The following demographic data were recorded: age, BMI, duration of surgery, amount of bleeding, current or recent motion sickness, or previous PONV. Noninvasive blood pressure and heart rate were recorded at the time points of entering operating room (T0), immediately after induction of anesthesia (T1), immediately after intubation (T2), 1 minute after surgical incision (T3), 5 minutes after surgical incision (T4), and 10 minutes after surgical incision (T5). The cases of receiving ephedrine, urapidil, and atropine were recorded. The time of awakening, recovery time of orientation, cases of increased oral secretion were recorded while patients in PACU. Postoperative pain was assessed at 2 h, 12 h, and 24 h postoperatively using the VAS score. The incidence of adverse events during the first 24 h postoperatively, such as postoperative nausea and vomiting and the number of antiemetics administered after PONV, were also recorded.

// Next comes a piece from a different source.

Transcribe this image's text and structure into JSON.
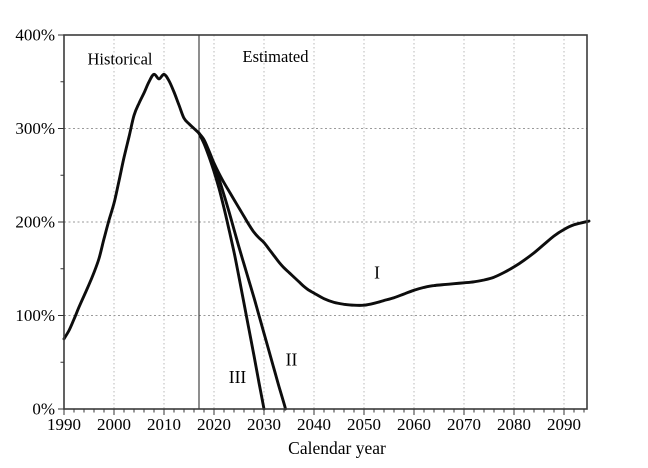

We calculated that a sample size of 36 patients per group would maintain 90% power at 5% significance level (two-sided) to detect a difference of 0.35 in the postoperative pain VAS at 2 h after recovery between the two groups, with a SD of 0.43 and an estimated 10% dropout.
Statistical analysis was performed with SPSS V.26.0 (IBM Corp, Armonk, New York, USA) for Windows and GraphPad Prism 8 (GraphPad Software, La Jolla, California, USA) for Windows. Continuous data were tested for normality using the Kolmogorov-Smirnov test. Normally distributed data which were presented as mean ± SD were compared using Student’s T test. Nonnormally distributed data which were presented as median [interquartile range] were compared using the Mann-Whitney U test. Categorical data which were presented as n (%) were compared using the χ² test or Fisher’s exact test, as appropriate. Two-tailed P < 0.05 value was considered to be statistically significant.